Si un consensus politique national plus large sur les changements judiciaires prévaut, la croissance économique d’Israël se redressera probablement pour atteindre une moyenne annuelle de 3,5 % à partir de 2024, soutenue par de solides performances dans le secteur diversifié de la high-tech d’Israël.
L’agence a cité les atouts d’Israël en matière de crédit, tels que son « économie riche et diversifiée », ses « paramètres monétaires flexibles et un réservoir d’épargne nationale relativement profond », mais a déclaré que les notations de crédit sont « limitées par la politique et la sécurité nationales et régionales persistantes », telles que l’actuelle flambée de violence avec les groupes terroristes basés à Gaza, et une flambée similaire en 2021 qui a conduit à un conflit de 11 jours.
Dans son rapport, S&P a esquissé différents scenarii pour la mise en œuvre des projets de réforme judiciaire, menés par le ministre de la Justice Yariv Levin. Si le paquet de reformes proposé va de l’avant dans sa forme actuelle, il « pourrait exacerber davantage la polarisation de la politique intérieure » et pourrait à l’avenir être annulé par les gouvernements suivants.
Si la proposition de reforme est rejetée dans son intégralité, les partenaires d’extrême-droite et ultra-orthodoxes de la coalition Netanyahu pourraient la juger inacceptable, ce qui pourrait entraîner « la démission du gouvernement et de nouvelles élections législatives ».
Le gouvernement de Netanyahu se concentre actuellement sur l’adoption du budget de l’État de deux ans avant la date limite du 29 mai. S’il n’y parvient pas, des élections anticipées seront organisées.
Notre scénario de base actuel suppose que les tensions intérieures élevées finiront par s’apaiser et qu’une certaine forme de consensus sera établie », a déclaré S&P, mais « l’incertitude actuelle est susceptible de peser sur la croissance à court-terme, selon nous ».
« Nous pourrions relever les notes si nous constations une réduction significative des risques politiques et sécuritaires au niveau régional et national », a déclaré l’agence.
Le mois dernier, Moody’s a abaissé la note de crédit d’Israël, évoquant une « détérioration de la gouvernance » et ébranlant le gouvernement Netanyahu.

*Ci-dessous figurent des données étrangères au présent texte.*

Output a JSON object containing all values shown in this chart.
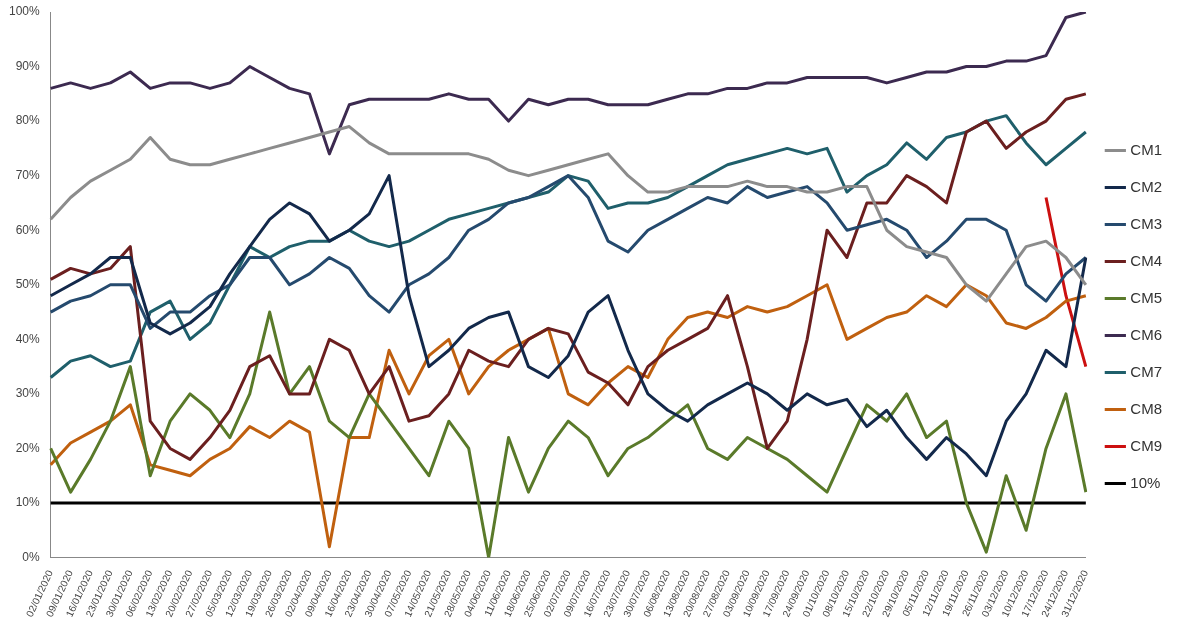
{
  "chart_data": {
    "type": "line",
    "categories": [
      "02/01/2020",
      "09/01/2020",
      "16/01/2020",
      "23/01/2020",
      "30/01/2020",
      "06/02/2020",
      "13/02/2020",
      "20/02/2020",
      "27/02/2020",
      "05/03/2020",
      "12/03/2020",
      "19/03/2020",
      "26/03/2020",
      "02/04/2020",
      "09/04/2020",
      "16/04/2020",
      "23/04/2020",
      "30/04/2020",
      "07/05/2020",
      "14/05/2020",
      "21/05/2020",
      "28/05/2020",
      "04/06/2020",
      "11/06/2020",
      "18/06/2020",
      "25/06/2020",
      "02/07/2020",
      "09/07/2020",
      "16/07/2020",
      "23/07/2020",
      "30/07/2020",
      "06/08/2020",
      "13/08/2020",
      "20/08/2020",
      "27/08/2020",
      "03/09/2020",
      "10/09/2020",
      "17/09/2020",
      "24/09/2020",
      "01/10/2020",
      "08/10/2020",
      "15/10/2020",
      "22/10/2020",
      "29/10/2020",
      "05/11/2020",
      "12/11/2020",
      "19/11/2020",
      "26/11/2020",
      "03/12/2020",
      "10/12/2020",
      "17/12/2020",
      "24/12/2020",
      "31/12/2020"
    ],
    "series": [
      {
        "name": "CM1",
        "color": "#8c8c8c",
        "values": [
          62,
          66,
          69,
          71,
          73,
          77,
          73,
          72,
          72,
          73,
          74,
          75,
          76,
          77,
          78,
          79,
          76,
          74,
          74,
          74,
          74,
          74,
          73,
          71,
          70,
          71,
          72,
          73,
          74,
          70,
          67,
          67,
          68,
          68,
          68,
          69,
          68,
          68,
          67,
          67,
          68,
          68,
          60,
          57,
          56,
          55,
          50,
          47,
          52,
          57,
          58,
          55,
          50
        ]
      },
      {
        "name": "CM2",
        "color": "#13294b",
        "values": [
          48,
          50,
          52,
          55,
          55,
          43,
          41,
          43,
          46,
          52,
          57,
          62,
          65,
          63,
          58,
          60,
          63,
          70,
          48,
          35,
          38,
          42,
          44,
          45,
          35,
          33,
          37,
          45,
          48,
          38,
          30,
          27,
          25,
          28,
          30,
          32,
          30,
          27,
          30,
          28,
          29,
          24,
          27,
          22,
          18,
          22,
          19,
          15,
          25,
          30,
          38,
          35,
          55
        ]
      },
      {
        "name": "CM3",
        "color": "#254a6e",
        "values": [
          45,
          47,
          48,
          50,
          50,
          42,
          45,
          45,
          48,
          50,
          55,
          55,
          50,
          52,
          55,
          53,
          48,
          45,
          50,
          52,
          55,
          60,
          62,
          65,
          66,
          68,
          70,
          66,
          58,
          56,
          60,
          62,
          64,
          66,
          65,
          68,
          66,
          67,
          68,
          65,
          60,
          61,
          62,
          60,
          55,
          58,
          62,
          62,
          60,
          50,
          47,
          52,
          55
        ]
      },
      {
        "name": "CM4",
        "color": "#6b1f1f",
        "values": [
          51,
          53,
          52,
          53,
          57,
          25,
          20,
          18,
          22,
          27,
          35,
          37,
          30,
          30,
          40,
          38,
          30,
          35,
          25,
          26,
          30,
          38,
          36,
          35,
          40,
          42,
          41,
          34,
          32,
          28,
          35,
          38,
          40,
          42,
          48,
          35,
          20,
          25,
          40,
          60,
          55,
          65,
          65,
          70,
          68,
          65,
          78,
          80,
          75,
          78,
          80,
          84,
          85
        ]
      },
      {
        "name": "CM5",
        "color": "#5a7a2a",
        "values": [
          20,
          12,
          18,
          25,
          35,
          15,
          25,
          30,
          27,
          22,
          30,
          45,
          30,
          35,
          25,
          22,
          30,
          25,
          20,
          15,
          25,
          20,
          0,
          22,
          12,
          20,
          25,
          22,
          15,
          20,
          22,
          25,
          28,
          20,
          18,
          22,
          20,
          18,
          15,
          12,
          20,
          28,
          25,
          30,
          22,
          25,
          10,
          1,
          15,
          5,
          20,
          30,
          12
        ]
      },
      {
        "name": "CM6",
        "color": "#3c2a50",
        "values": [
          86,
          87,
          86,
          87,
          89,
          86,
          87,
          87,
          86,
          87,
          90,
          88,
          86,
          85,
          74,
          83,
          84,
          84,
          84,
          84,
          85,
          84,
          84,
          80,
          84,
          83,
          84,
          84,
          83,
          83,
          83,
          84,
          85,
          85,
          86,
          86,
          87,
          87,
          88,
          88,
          88,
          88,
          87,
          88,
          89,
          89,
          90,
          90,
          91,
          91,
          92,
          99,
          100
        ]
      },
      {
        "name": "CM7",
        "color": "#1f5f6b",
        "values": [
          33,
          36,
          37,
          35,
          36,
          45,
          47,
          40,
          43,
          50,
          57,
          55,
          57,
          58,
          58,
          60,
          58,
          57,
          58,
          60,
          62,
          63,
          64,
          65,
          66,
          67,
          70,
          69,
          64,
          65,
          65,
          66,
          68,
          70,
          72,
          73,
          74,
          75,
          74,
          75,
          67,
          70,
          72,
          76,
          73,
          77,
          78,
          80,
          81,
          76,
          72,
          75,
          78
        ]
      },
      {
        "name": "CM8",
        "color": "#c0600f",
        "values": [
          17,
          21,
          23,
          25,
          28,
          17,
          16,
          15,
          18,
          20,
          24,
          22,
          25,
          23,
          2,
          22,
          22,
          38,
          30,
          37,
          40,
          30,
          35,
          38,
          40,
          42,
          30,
          28,
          32,
          35,
          33,
          40,
          44,
          45,
          44,
          46,
          45,
          46,
          48,
          50,
          40,
          42,
          44,
          45,
          48,
          46,
          50,
          48,
          43,
          42,
          44,
          47,
          48
        ]
      },
      {
        "name": "CM9",
        "color": "#cc1010",
        "values": [
          null,
          null,
          null,
          null,
          null,
          null,
          null,
          null,
          null,
          null,
          null,
          null,
          null,
          null,
          null,
          null,
          null,
          null,
          null,
          null,
          null,
          null,
          null,
          null,
          null,
          null,
          null,
          null,
          null,
          null,
          null,
          null,
          null,
          null,
          null,
          null,
          null,
          null,
          null,
          null,
          null,
          null,
          null,
          null,
          null,
          null,
          null,
          null,
          null,
          null,
          66,
          48,
          35
        ]
      },
      {
        "name": "10%",
        "color": "#000000",
        "values": [
          10,
          10,
          10,
          10,
          10,
          10,
          10,
          10,
          10,
          10,
          10,
          10,
          10,
          10,
          10,
          10,
          10,
          10,
          10,
          10,
          10,
          10,
          10,
          10,
          10,
          10,
          10,
          10,
          10,
          10,
          10,
          10,
          10,
          10,
          10,
          10,
          10,
          10,
          10,
          10,
          10,
          10,
          10,
          10,
          10,
          10,
          10,
          10,
          10,
          10,
          10,
          10,
          10
        ]
      }
    ],
    "ylim": [
      0,
      100
    ],
    "yticks": [
      {
        "value": 0,
        "label": "0%"
      },
      {
        "value": 10,
        "label": "10%"
      },
      {
        "value": 20,
        "label": "20%"
      },
      {
        "value": 30,
        "label": "30%"
      },
      {
        "value": 40,
        "label": "40%"
      },
      {
        "value": 50,
        "label": "50%"
      },
      {
        "value": 60,
        "label": "60%"
      },
      {
        "value": 70,
        "label": "70%"
      },
      {
        "value": 80,
        "label": "80%"
      },
      {
        "value": 90,
        "label": "90%"
      },
      {
        "value": 100,
        "label": "100%"
      }
    ],
    "grid": false,
    "legend": "right",
    "marker": "none",
    "line_style": "solid"
  }
}
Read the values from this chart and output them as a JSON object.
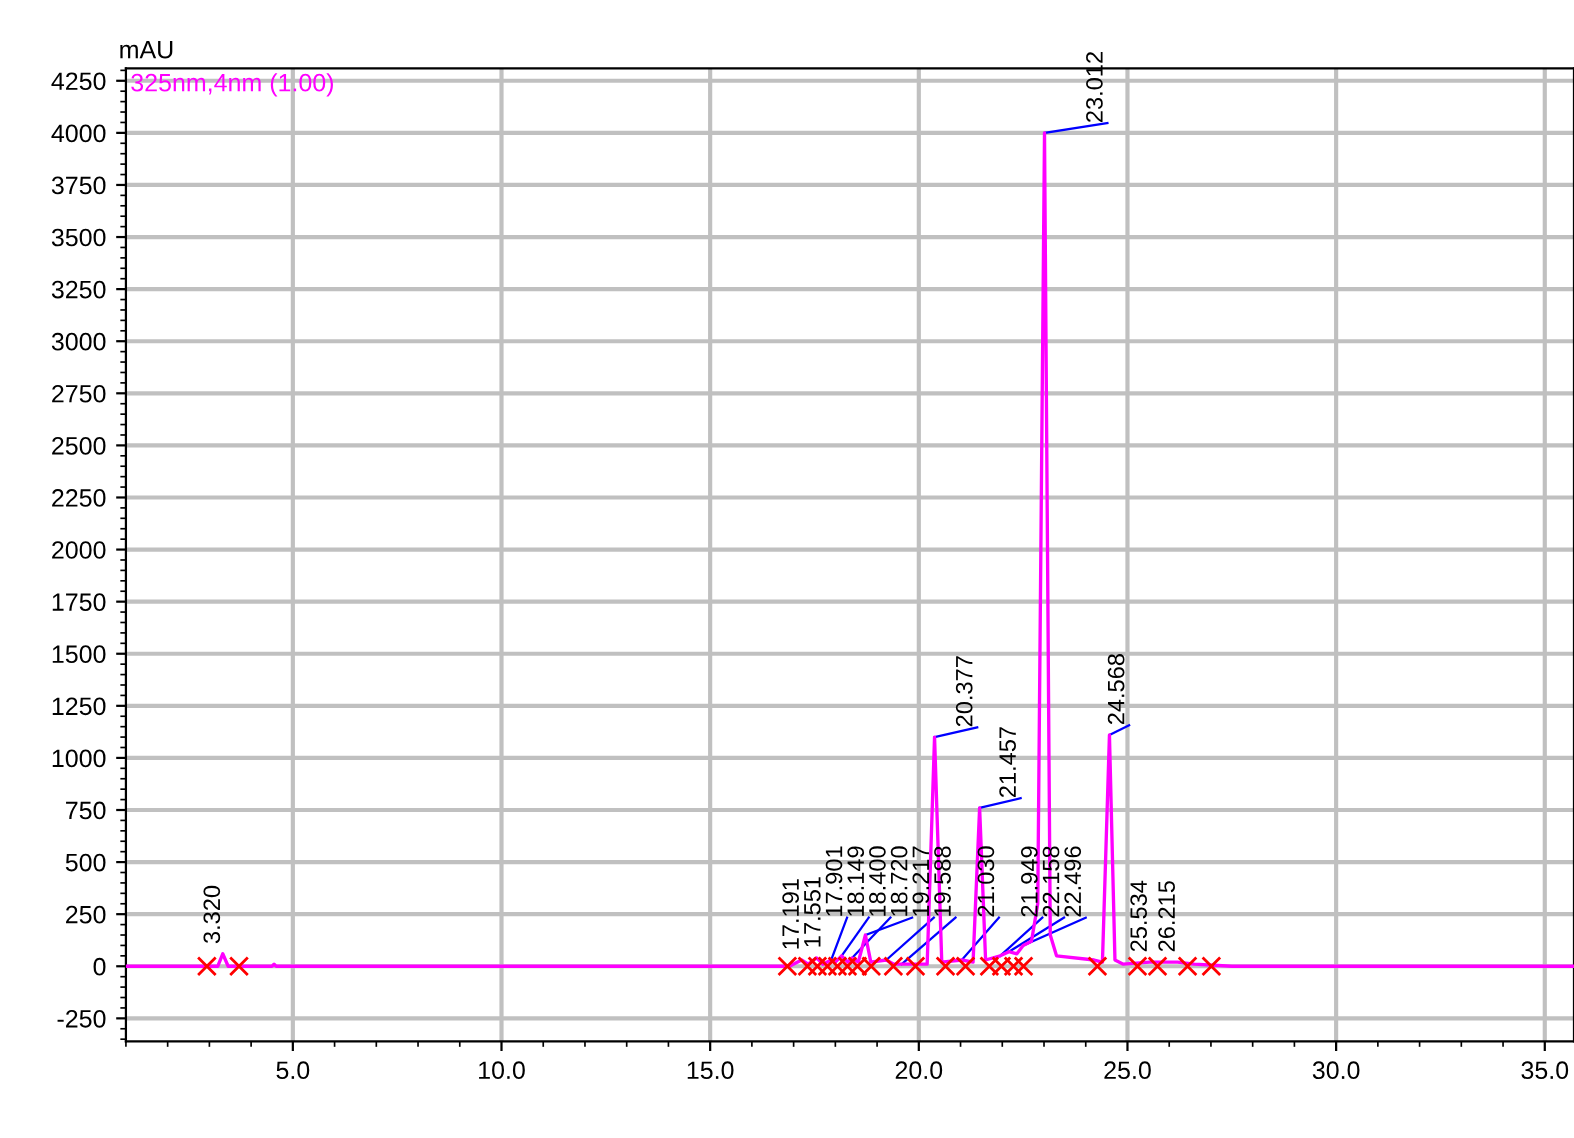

Selon le quotidien économique Calcalist, le Premier ministre s’est fortement impliqué dans les discussions avec les représentants de S&P pour que l’agence de crédit confirme la note stable d’Israël. Selon l’article, Netanyahu a assuré aux économistes de S&P que la réforme judiciaire ne serait pas réalisée dans sa forme initiale.
Le président israélien Isaac Herzog, qui mène des négociations de compromis sur la réforme sans grand progrès, aurait également participé aux discussions.
Mercredi, le Fonds monétaire international (FMI) a averti que l’incertitude prolongée concernant la réforme du système judiciaire israélien présentait un « risque de détérioration notable » pour l’économie du pays.
« En l’absence d’une solution durable et politiquement viable, l’incertitude persistante pourrait augmenter considérablement le prix du risque dans l’économie, resserrer les conditions financières et entraver l’investissement et la consommation, avec des répercussions potentielles sur la croissance, également à plus long terme », a déclaré le FMI dans son rapport initial sur l’économie israélienne. « Réduire de manière permanente l’incertitude entourant la réforme judiciaire nécessite une solution politiquement durable qui est clairement communiquée et bien comprise tant au niveau national qu’à l’étranger. »
« Comme dans n’importe quel pays, le maintien de la force de l’État de droit est important pour le succès économique », a écrit le FMI.